6. August 2019 um 12:07

Weil er nicht schwimmen kann: Polizistin rettet Räuber vor dem ErtrinkenIn Berlin Kreuzberg kam es in der Nacht von Samstag auf Sonntag zu einem ungewöhnlichen Fall. Der Fall handelt von einem mutigen Zeugen, einer mutigen Polizisten und einem Räuber der nicht schwimmen kann.

Es begann damit, dass eine 45-jährige Frau zu Fuß in Kreuzberg unterwegs war, als ein Mann ihr von hinten die umgehängte Handtasche entreißen wollte. Da die Frau aber weiterhin den Trageriemen festhielt, zerrten beide Seiten an der Handtasche.

Dem Räuber dauerte das zu lange, es musste schnell gehen, und so schlug er der Frau ins Gesicht. Diese ließ nun ihre Handtasche los und der Räuber suchte das Weite. Doch der Vorfall blieb nicht unbeobachtet und ein 23-jähriger Zeuge nahm die Verfolgung des Flüchtenden auf.

Für den Zeugen endete die Verfolgung allerdings, als der Räuber die Absperrung zum Landwehrkanal überkletterte und sogleich ins Wasser stürzte.

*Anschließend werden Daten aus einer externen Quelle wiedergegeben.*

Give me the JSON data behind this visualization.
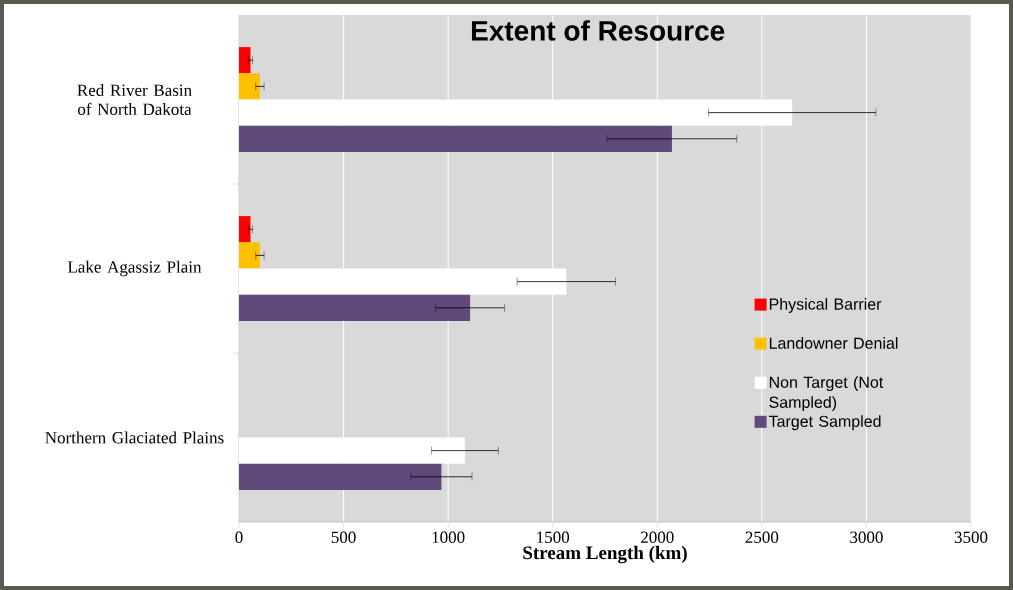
{
  "chart_data": {
    "type": "bar",
    "orientation": "horizontal",
    "title": "Extent of Resource",
    "xlabel": "Stream Length (km)",
    "categories": [
      "Red River Basin of North Dakota",
      "Lake Agassiz Plain",
      "Northern Glaciated Plains"
    ],
    "series": [
      {
        "name": "Physical Barrier",
        "color": "#ff0000",
        "values": [
          55,
          55,
          null
        ],
        "errors": [
          10,
          10,
          null
        ]
      },
      {
        "name": "Landowner Denial",
        "color": "#ffc000",
        "values": [
          100,
          100,
          null
        ],
        "errors": [
          20,
          20,
          null
        ]
      },
      {
        "name": "Non Target (Not Sampled)",
        "color": "#ffffff",
        "values": [
          2645,
          1565,
          1080
        ],
        "errors": [
          400,
          235,
          160
        ]
      },
      {
        "name": "Target Sampled",
        "color": "#604a7b",
        "values": [
          2070,
          1105,
          968
        ],
        "errors": [
          310,
          165,
          146
        ]
      }
    ],
    "xlim": [
      0,
      3500
    ],
    "xticks": [
      0,
      500,
      1000,
      1500,
      2000,
      2500,
      3000,
      3500
    ],
    "grid": "x",
    "legend": "right"
  }
}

Der Zeuge alarmierte noch die Polizei und als die erste Streife eintraf, rief der Räuber bereits um Hilfe. Er drohte unterzugehen, da er nicht schwimmen kann.

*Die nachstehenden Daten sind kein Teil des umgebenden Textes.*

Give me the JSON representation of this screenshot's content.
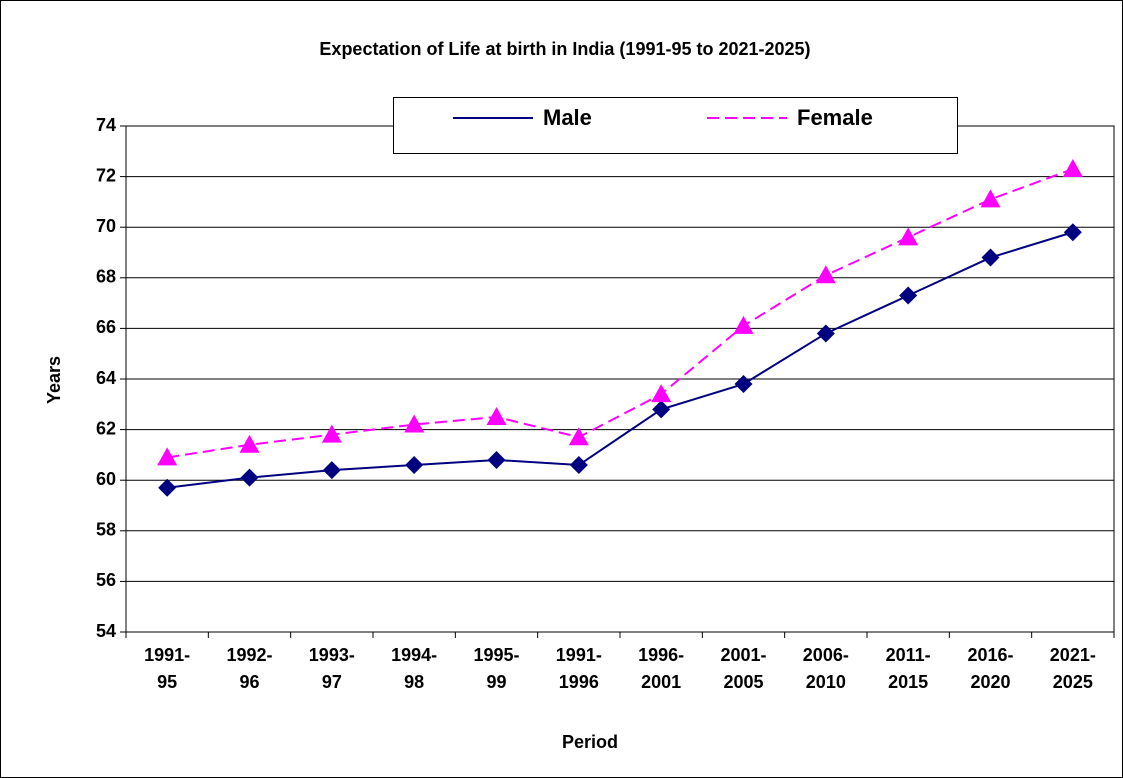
{
  "chart_data": {
    "type": "line",
    "title": "Expectation of Life at birth in India (1991-95 to 2021-2025)",
    "x_label": "Period",
    "y_label": "Years",
    "categories": [
      "1991-95",
      "1992-96",
      "1993-97",
      "1994-98",
      "1995-99",
      "1991-1996",
      "1996-2001",
      "2001-2005",
      "2006-2010",
      "2011-2015",
      "2016-2020",
      "2021-2025"
    ],
    "series": [
      {
        "name": "Male",
        "color": "#000080",
        "marker": "diamond",
        "dashed": false,
        "values": [
          59.7,
          60.1,
          60.4,
          60.6,
          60.8,
          60.6,
          62.8,
          63.8,
          65.8,
          67.3,
          68.8,
          69.8
        ]
      },
      {
        "name": "Female",
        "color": "#ff00ff",
        "marker": "triangle",
        "dashed": true,
        "values": [
          60.9,
          61.4,
          61.8,
          62.2,
          62.5,
          61.7,
          63.4,
          66.1,
          68.1,
          69.6,
          71.1,
          72.3
        ]
      }
    ],
    "ylim": [
      54,
      74
    ],
    "yticks": [
      54,
      56,
      58,
      60,
      62,
      64,
      66,
      68,
      70,
      72,
      74
    ],
    "grid": true,
    "legend": "top"
  }
}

Die Polizisten warfen dem Ertrinkenden einen Rettungsring zu und sogleich seilte sich eine 40-jährige Polizistin hinab. Es gelang ihr den Mann über Wasser zu halten, bis die Feuerwehr eingetroffen war und mit gemeinsamen Kräften brachte man den Mann ans Ufer.

Dort kollabierte der Gerettete sogleich und er musste von den ebenfalls im Einsatz befindlichen Rettern reanimiert werden. Nach erfolgreicher Wiederbelebung wurde der 21-jährige Räuber in ein Krankenhaus gebracht. Zeitgleich gelang es auch der mutigen Polizistin mit Unterstützung der Feuerwehrkameraden aus dem Wasser zu steigen.

Nachdem der Räuber aus dem Krankenhaus wieder entlassen worden war, wurde er dem Raubkommissariat überstellt. Wie es heißt, blieben das Raubopfer, als auch die Polizistin unverletzt.